Writing a detailed influencer brief might be the last thing on your mind as a busy brand manager, but it’s time for a mindset shift. First, influencers are in high demand and your brief is nothing less of a pitch to get them to sell your brand on their valuable digital real estate. Second, sending a half-baked brief could mean not getting as much ROI from your influencer marketing campaign.
Here are five essential elements that every effective influencer brief should have.
1. Advertiser/brand overview
It might be obvious but it needs to be said: your influencer brief should start with the name of the advertiser or brand running the campaign. A short explainer (2-3 sentences) on who you are and what you do or sell will also be helpful.
This is very important because there is a good chance that an influencer receives many requests to collaborate. Identifying your document ensures that it won’t be confused with other campaigns.
You may also consider including some examples of past campaigns so that they can get a better idea of your brand and how your product or service is used.
2. Campaign goals
You need to establish clear campaign goals and expected results in your influencer brief. A few examples of a campaign goal would be to sell the product, promote your service, or increase brand awareness. The expected results, on the other hand, should be measurable outcomes like social engagement metrics (impressions, likes, comments, shares) or traffic to your landing page (through a tracking link).

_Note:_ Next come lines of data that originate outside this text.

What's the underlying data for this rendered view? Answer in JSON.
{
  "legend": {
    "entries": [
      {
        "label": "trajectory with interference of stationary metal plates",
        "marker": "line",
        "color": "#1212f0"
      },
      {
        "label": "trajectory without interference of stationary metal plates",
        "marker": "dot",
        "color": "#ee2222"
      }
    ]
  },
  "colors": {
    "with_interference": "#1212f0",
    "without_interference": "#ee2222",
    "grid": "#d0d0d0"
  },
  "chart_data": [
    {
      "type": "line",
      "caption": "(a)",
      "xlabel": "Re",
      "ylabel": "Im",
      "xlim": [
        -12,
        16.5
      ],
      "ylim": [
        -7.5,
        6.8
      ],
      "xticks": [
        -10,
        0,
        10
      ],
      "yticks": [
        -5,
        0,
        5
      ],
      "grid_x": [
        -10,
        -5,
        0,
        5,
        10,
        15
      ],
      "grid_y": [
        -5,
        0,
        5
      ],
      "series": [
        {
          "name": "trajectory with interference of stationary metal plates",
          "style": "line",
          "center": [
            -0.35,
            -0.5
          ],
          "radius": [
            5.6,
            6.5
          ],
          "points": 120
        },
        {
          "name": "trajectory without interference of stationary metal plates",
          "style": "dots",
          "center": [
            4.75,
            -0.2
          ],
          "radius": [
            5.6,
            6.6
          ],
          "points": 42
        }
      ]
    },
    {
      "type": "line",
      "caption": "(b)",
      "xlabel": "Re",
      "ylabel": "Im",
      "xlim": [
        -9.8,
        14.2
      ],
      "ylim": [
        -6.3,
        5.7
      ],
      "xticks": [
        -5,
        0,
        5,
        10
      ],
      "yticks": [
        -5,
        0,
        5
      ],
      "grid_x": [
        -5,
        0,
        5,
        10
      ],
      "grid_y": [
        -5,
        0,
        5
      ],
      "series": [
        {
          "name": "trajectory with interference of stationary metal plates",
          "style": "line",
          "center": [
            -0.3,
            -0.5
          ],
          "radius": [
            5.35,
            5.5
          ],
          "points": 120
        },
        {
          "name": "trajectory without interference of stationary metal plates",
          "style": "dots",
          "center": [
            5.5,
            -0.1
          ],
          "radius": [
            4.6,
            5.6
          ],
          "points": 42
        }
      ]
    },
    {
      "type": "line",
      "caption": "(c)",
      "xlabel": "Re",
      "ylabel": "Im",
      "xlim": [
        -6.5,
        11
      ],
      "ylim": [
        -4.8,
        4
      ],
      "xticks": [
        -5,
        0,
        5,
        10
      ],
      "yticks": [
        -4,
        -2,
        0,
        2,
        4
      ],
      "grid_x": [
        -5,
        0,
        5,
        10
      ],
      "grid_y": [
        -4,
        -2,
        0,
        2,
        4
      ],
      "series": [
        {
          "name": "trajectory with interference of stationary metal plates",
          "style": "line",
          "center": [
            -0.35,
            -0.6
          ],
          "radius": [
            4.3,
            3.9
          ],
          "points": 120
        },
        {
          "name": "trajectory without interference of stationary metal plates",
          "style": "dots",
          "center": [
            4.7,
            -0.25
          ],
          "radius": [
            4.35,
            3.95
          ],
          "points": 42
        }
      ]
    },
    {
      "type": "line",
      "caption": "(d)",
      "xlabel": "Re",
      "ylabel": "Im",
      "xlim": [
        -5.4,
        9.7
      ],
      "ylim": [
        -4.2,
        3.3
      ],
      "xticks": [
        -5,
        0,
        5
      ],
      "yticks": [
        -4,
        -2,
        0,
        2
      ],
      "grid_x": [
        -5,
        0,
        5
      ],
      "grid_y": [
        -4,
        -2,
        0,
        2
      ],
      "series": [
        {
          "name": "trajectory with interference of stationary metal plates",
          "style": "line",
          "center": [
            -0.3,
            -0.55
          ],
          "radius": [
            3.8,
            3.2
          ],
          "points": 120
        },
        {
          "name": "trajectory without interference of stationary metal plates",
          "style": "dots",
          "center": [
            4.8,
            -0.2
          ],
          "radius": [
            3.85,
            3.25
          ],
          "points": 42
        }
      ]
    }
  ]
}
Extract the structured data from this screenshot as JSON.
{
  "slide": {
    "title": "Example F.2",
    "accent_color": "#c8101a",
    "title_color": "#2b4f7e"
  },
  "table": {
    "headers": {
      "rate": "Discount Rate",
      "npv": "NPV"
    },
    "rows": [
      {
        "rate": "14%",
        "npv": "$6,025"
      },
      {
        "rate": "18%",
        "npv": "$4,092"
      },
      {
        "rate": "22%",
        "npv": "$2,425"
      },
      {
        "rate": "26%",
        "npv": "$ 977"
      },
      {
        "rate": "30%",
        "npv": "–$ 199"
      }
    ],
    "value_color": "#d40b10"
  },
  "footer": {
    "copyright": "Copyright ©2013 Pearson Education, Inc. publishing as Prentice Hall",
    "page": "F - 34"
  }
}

Before finalizing your campaign goals and expected results, be sure to take into consideration the influencer’s unique reach/following and expertise. It also doesn’t hurt to take the time to consult with them and work on an agreeable setup.
3. List of deliverables
To ensure that the brand and the influencer are on the same page, your brief needs to include a detailed scope of work. Vague instructions lead to misinterpretations on the influencer's end, and disappointments on yours.
A clear scope of work will include the following:
Type of content. State whether you need a photo, video, blog post, story, etc.
Social media platform to be used. Influencers use more than one platform, so make sure you state if you want them to post on Facebook, Instagram, Twitter, Youtube, etc.
Tags and hashtags. Make sure you include your official brand and/or campaign #hashtags and state if you want your brand page to be tagged in the post.
Schedule. Timing is everything in digital marketing. Don’t forget to include when or how often you need the posts submitted to you for approval, and when you need them posted on the platforms.
Caption. Be sure to include a call to action with tracking link (“Go to link in bio to get a huge discount!”)
4. Specify what not to do
An influencer brief also needs to state if anything must be omitted. These can include words, imagery, or talking points that may be harmful to the brand or the campaign. Here are some examples:
Pictures or any reference to alcohol, drugs, or sex
Reference to competitors
Reference to other brands or sponsored posts
5. Style references
It’s very important to include visual style references or mood boards in your influencer brief. Images can help an influencer get a good grasp of the style your campaign is going for. Bear in mind that, more than any other part of your brief, these images will have the most influence on the content they’ll create for you.
While it’s important to crystal clear about what you need for your campaign, don’t forget to leave room for creative freedom. After all, the influencer you are working with has built and nurtured their audience with the unique attributes of their content.
Influencers are trusted figures in industry-specific communities with loyal followings. If you want to get the most ROI on your influencer marketing efforts and make an impact on a potential customer’s decision to buy, invest time in your influencer brief. Make sure you include all the right elements so you can set your campaign up for success.